Üretimi dönüştüren, inşaata ve ranta değil üretken yatırımlara dayalı, vergi yükünü geniş halk kitlelerinin omuzlarından alıp adaletli bir biçimde paylaştıran, yeşil üretimi ve sürdürülebilir kalkınmayı, verimliliği hedefleyen, kamucu anlayışı ve kamu yararını öne çıkaran, kimseyi arkada bırakmayan, dezavantajlı kesimlerin yanında olan bir devlet anlayışını benimseyen, bilimi, eğitimi ve teknolojiyi esas alan ekonomik modelin somut araçları dile getirildi.
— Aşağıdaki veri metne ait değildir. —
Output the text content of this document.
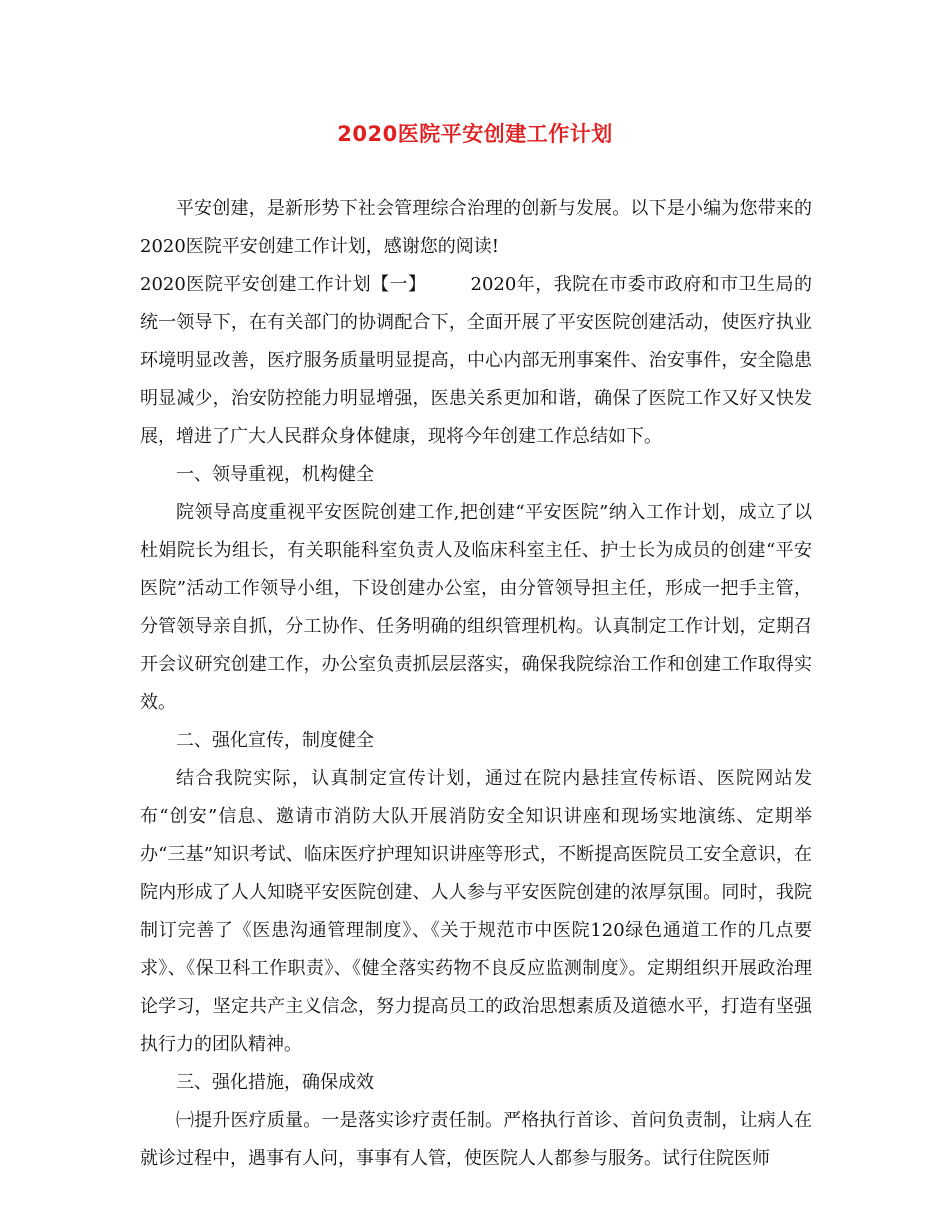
2020医院平安创建工作计划

平安创建，是新形势下社会管理综合治理的创新与发展。以下是小编为您带来的2020医院平安创建工作计划，感谢您的阅读!

2020医院平安创建工作计划【一】 2020年，我院在市委市政府和市卫生局的统一领导下，在有关部门的协调配合下，全面开展了平安医院创建活动，使医疗执业环境明显改善，医疗服务质量明显提高，中心内部无刑事案件、治安事件，安全隐患明显减少，治安防控能力明显增强，医患关系更加和谐，确保了医院工作又好又快发展，增进了广大人民群众身体健康，现将今年创建工作总结如下。

一、领导重视，机构健全

院领导高度重视平安医院创建工作,把创建“平安医院”纳入工作计划，成立了以杜娟院长为组长，有关职能科室负责人及临床科室主任、护士长为成员的创建“平安医院”活动工作领导小组，下设创建办公室，由分管领导担主任，形成一把手主管，分管领导亲自抓，分工协作、任务明确的组织管理机构。认真制定工作计划，定期召开会议研究创建工作，办公室负责抓层层落实，确保我院综治工作和创建工作取得实效。

二、强化宣传，制度健全

结合我院实际，认真制定宣传计划，通过在院内悬挂宣传标语、医院网站发布“创安”信息、邀请市消防大队开展消防安全知识讲座和现场实地演练、定期举办“三基”知识考试、临床医疗护理知识讲座等形式，不断提高医院员工安全意识，在院内形成了人人知晓平安医院创建、人人参与平安医院创建的浓厚氛围。同时，我院制订完善了《医患沟通管理制度》、《关于规范市中医院120绿色通道工作的几点要求》、《保卫科工作职责》、《健全落实药物不良反应监测制度》。定期组织开展政治理论学习，坚定共产主义信念，努力提高员工的政治思想素质及道德水平，打造有坚强执行力的团队精神。

三、强化措施，确保成效

㈠提升医疗质量。一是落实诊疗责任制。严格执行首诊、首问负责制，让病人在就诊过程中，遇事有人问，事事有人管，使医院人人都参与服务。试行住院医师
Yapılan toplantıda ortaya konulan ekonomik program kadar önemli olan ve doğrudan CHP Genel Başkanı Kılıçdaroğlu tarafından dile getirilen üç mesaj vardı. Bunlardan ilki “Ben sizi bir adaya oy vermeye çağırmıyorum. Türkiye'yi tek bir kişi değil, liyakate dayalı bir sistem yönetecek" sözleriydi. Bu sözler yapılması gereken asıl tartışmanın, kimin aday olacağı değil, seçimden sonra Türkiye’yi içinde bulunduğu cendereden çıkaracak sistemin ne olacağına dair olduğunu ortaya koydu. Aday kim sorusunun içerdiği tek adam kabullenmesini bir kenara bırakmak gerektiğini vurgulayan Kılıçdaroğlu, adayın bir kişi değil bir sistem ve toplumun her kesimi olduğunu dile getirdi. Bir başka deyişle “adayınız kim?” diye soranlara verilmesi gereken cevabı söyledi: Aday Biziz, Hepimiziz!
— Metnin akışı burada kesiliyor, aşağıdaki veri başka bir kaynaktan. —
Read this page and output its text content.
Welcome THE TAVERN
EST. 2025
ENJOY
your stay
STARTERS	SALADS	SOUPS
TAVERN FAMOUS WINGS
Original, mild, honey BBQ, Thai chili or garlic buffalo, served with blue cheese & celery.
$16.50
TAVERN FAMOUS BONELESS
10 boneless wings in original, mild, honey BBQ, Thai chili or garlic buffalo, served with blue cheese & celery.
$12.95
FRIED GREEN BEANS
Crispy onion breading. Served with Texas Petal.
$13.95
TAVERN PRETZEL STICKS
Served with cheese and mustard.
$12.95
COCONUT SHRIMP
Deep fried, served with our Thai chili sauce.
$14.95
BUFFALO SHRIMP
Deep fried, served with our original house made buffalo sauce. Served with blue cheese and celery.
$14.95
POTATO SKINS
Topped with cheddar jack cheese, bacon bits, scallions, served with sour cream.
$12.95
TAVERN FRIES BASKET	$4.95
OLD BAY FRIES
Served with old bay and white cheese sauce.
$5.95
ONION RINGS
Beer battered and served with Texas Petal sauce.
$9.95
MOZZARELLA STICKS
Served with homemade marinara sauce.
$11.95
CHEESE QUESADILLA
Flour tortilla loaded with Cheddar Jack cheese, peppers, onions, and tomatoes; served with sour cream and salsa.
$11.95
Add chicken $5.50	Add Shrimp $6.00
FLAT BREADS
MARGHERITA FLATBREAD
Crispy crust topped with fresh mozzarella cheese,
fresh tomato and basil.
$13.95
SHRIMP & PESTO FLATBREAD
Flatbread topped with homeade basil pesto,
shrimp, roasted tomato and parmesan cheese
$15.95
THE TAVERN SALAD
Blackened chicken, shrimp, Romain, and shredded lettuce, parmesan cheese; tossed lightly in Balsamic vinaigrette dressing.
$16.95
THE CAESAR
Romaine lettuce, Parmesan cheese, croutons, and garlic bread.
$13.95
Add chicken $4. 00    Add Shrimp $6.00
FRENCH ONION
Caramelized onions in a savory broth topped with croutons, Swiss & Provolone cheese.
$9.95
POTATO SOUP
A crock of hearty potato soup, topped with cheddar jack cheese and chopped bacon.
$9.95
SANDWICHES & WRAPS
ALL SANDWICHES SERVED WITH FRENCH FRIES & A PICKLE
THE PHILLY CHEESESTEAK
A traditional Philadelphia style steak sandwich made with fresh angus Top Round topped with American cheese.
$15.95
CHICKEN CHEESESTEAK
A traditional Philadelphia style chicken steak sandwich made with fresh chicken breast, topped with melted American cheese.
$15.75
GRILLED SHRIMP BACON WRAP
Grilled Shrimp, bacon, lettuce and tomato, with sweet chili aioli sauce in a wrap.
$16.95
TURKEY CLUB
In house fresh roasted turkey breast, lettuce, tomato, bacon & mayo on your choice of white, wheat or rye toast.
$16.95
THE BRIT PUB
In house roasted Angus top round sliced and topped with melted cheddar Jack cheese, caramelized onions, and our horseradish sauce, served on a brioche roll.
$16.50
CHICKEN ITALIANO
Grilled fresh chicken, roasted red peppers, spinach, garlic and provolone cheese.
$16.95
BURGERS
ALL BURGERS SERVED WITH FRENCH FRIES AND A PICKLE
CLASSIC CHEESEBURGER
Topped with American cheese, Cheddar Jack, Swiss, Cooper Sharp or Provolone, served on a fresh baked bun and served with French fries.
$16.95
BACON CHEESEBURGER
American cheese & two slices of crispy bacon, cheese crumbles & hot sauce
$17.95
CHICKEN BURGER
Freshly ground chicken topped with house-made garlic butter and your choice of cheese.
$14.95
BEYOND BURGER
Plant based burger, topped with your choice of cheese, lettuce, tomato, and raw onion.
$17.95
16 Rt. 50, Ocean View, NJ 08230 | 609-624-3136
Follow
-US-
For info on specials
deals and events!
İkinci önemli mesaj siyasi farklılıklarına rağmen muhalefet bloğunu oluşturan siyasi partilerin ve liderlerinin isimleri zikredilerek ortaya koyulan kararlılıktı. Altılı masadaki her liderin güçlü yanlarının dile getirilmesi, takım halinde çalışmanın öneminin vurgulanması değerliydi. Ve son mesaj, “başlıyoruz” sözüydü. Kılıçdaroğlu, seçimlere yönelik başlangıç işaretini vermiş oldu.
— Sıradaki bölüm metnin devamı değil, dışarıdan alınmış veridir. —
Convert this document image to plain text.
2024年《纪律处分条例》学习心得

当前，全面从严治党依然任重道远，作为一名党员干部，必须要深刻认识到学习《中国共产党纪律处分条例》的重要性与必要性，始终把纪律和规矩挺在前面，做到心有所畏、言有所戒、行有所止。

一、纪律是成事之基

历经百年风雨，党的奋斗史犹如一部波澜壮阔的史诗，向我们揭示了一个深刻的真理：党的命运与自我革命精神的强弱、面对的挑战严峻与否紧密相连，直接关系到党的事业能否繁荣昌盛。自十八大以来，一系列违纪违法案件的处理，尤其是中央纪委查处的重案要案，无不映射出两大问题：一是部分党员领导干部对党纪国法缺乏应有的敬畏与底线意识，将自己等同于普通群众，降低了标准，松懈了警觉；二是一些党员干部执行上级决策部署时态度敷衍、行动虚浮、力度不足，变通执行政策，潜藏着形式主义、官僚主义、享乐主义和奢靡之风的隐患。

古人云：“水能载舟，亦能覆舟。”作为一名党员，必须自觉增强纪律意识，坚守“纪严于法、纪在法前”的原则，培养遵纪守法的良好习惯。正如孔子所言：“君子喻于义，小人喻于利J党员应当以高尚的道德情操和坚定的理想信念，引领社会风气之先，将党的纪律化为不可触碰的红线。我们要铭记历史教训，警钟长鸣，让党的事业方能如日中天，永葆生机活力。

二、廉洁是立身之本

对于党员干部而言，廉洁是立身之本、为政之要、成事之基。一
Yapılacak seçimin iyi ile kötü arasında, tek adam yönetimi ile ortak akıl arasında, baskıcı yönetimle özgürlük arasında olduğu her geçen gün daha da anlaşılacak. Öyle olduğu içindir ki, şu aday olursa kazanılır, bu aday olursa durum zora girer tartışmaları yerine, kazanırsak ne yapacağız tartışmasının öne çıkarılması zamanı. Çünkü şunu bilmek gerekir, aday kim olursa olsun kazanan da kaybeden de Türkiye olacak ve bu seçimi kazanmak için adayın kim olduğundan ya da adayın performansının ne olduğundan daha çok siyasi iktidarın değişmesini isteyen her birimizin performansının ne olacağı önemli olacak.
Adayın kim olacağını değil, Cumhuriyetin ikinci yüzyılında yapılacak işlerin neresinde olacağımızı her birimizin kendine sormasının ve BİZ KAZANACAĞIZ demenin tam zamanıdır.